Earlier, Larry Goldstein, special projects director at the Energy Policy Research Foundation Inc., Washington, DC, told OGJ that 24 of the 52 apparently successful bids announced by the DOE “were well below the 5% discount range.” The low bidders “understood the system and knew how to game it,” said Goldstein. They recognized the US government was determined to sell the crude to force down prices, “not merely offer it for bidding.” As a result, some companies submitted initial bids for specified amounts of crude and then bid for additional amounts at prices “$2/bbl lower,” he said (OGJ Online, July 7, 2011).
“This sale, which has proven to be poorly timed, has subsidized a part of the refining sector that the White House was going after for allegedly getting too many subsidies,” said Goldstein. “ConocoPhillips and ExxonMobil Corp., to their credit, tried to play it straight. But [other] traders understood the administration’s intent, which was to move 30 million bbl of oil, and were able to aggressively bid and win.”
The lowest apparently successful bid was $104.98/bbl submitted by Barclays Bank PLC for 200,000 bbl of SPR crude. Valero Energy Corp., San Antonio, had “multiple successful bids,” paying as little as $105.62/bbl and as high as $109.76/bbl, Goldstein said. J.P. Morgan; Hess Energy Trading Co. LLC (Hetco), New York; Trafigura AG, Houston; and BP Oil Supply, Chicago “had winning bids from as low as $105.01/bbl (Hetco) to $105.33/bbl (J.P. Morgan),” he said. “Vitol had four successful bids, all at a relatively high offer of $108.05/bbl.”
In other news, Zhang said Eurozone financial ministers failed to reach agreement at a July 11 meeting on how to deal the Eurozone’s sovereign debt. “Meanwhile, the yields of Spanish and Italian 10-year government bonds closed at 6.03% and 5.68% yesterday and have risen further this morning,” he said. “Concerns about Eurozone sovereign debt has sent commodities and equities markets tumbling.”

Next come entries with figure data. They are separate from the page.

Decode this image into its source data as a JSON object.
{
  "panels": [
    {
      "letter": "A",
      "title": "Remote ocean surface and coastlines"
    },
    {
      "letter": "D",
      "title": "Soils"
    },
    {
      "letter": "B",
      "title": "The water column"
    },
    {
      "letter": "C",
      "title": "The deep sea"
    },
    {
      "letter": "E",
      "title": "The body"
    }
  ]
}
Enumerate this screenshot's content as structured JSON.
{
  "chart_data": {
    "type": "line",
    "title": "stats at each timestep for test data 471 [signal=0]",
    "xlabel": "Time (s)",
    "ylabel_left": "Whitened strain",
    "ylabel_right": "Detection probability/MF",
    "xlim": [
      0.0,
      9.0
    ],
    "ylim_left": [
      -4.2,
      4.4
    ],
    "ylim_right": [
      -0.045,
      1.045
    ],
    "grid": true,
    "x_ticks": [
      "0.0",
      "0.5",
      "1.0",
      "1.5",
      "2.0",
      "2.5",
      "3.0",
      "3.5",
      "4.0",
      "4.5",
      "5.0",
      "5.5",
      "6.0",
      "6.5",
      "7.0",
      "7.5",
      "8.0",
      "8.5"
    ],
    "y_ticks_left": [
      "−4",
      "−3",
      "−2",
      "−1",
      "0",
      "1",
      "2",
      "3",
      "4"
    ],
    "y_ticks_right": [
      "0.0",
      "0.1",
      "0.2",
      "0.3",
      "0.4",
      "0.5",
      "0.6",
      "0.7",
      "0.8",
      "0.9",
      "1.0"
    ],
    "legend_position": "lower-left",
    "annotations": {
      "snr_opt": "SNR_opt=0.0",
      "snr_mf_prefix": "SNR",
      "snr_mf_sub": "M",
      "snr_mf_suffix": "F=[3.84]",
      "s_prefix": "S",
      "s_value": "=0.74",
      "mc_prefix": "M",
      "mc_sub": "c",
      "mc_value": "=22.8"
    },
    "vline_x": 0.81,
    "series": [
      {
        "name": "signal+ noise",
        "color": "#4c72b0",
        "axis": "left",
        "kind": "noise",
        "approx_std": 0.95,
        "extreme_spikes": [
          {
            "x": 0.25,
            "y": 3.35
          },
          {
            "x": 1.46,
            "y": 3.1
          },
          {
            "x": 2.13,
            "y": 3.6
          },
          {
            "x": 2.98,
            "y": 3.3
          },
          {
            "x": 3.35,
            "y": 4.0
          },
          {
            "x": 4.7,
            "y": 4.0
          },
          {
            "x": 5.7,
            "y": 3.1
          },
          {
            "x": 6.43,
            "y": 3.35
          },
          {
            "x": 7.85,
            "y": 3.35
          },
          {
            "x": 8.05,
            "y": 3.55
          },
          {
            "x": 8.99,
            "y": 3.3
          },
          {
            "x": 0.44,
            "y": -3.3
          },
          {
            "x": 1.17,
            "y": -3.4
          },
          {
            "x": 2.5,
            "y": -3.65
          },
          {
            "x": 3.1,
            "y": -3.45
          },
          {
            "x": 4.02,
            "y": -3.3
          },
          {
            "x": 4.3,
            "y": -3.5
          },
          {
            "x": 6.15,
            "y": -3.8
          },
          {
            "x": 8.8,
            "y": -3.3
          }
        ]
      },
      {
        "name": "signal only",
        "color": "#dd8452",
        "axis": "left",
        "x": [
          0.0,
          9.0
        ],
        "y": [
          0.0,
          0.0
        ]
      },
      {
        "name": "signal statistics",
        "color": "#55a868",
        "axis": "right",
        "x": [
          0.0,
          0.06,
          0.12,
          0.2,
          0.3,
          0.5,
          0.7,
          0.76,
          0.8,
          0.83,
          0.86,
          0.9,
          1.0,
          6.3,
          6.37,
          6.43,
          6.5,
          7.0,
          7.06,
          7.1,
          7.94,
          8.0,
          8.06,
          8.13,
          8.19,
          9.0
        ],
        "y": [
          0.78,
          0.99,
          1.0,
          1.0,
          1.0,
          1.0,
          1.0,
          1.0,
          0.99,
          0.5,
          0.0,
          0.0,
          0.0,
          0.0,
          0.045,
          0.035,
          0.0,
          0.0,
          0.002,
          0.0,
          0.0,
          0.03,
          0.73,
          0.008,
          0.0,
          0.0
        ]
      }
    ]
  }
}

Zhang and others expect more weakness in the physical oil market as the released IEA reserves hit the market or “show up in commercial storage” in coming weeks.
The August contract for benchmark US sweet, light crudes dropped $1.05 to $95.15/bbl July 11 on the New York Mercantile Exchange. The September contract lost $1.08 to $95.62/bbl On the US spot market, West Texas Intermediate at Cushing, Okla., was down $1.05 to $95.15/bbl.
Heating oil for August delivery slipped 0.89¢ to $3.09/gal on NYMEX. Reformulated blend stock for oxygenate blending for the same month decreased 2.21¢ to $3.07/gal.
The August natural gas contract rose 8.3¢ to $4.29/MMbtu on NYMEX. On the US spot market, gas at Henry Hub, La., escalated 17.1¢ to $4.38/MMbtu.
In London, the August IPE contract for North Sea Brent crude dropped $1.09 to $117.24/bbl. Gas oil for July lost $4 to $958.75/tonne.
The average price for the Organization of Petroleum Exporting Countries' basket of 12 reference crudes dropped $1.33 to $111.35/bbl.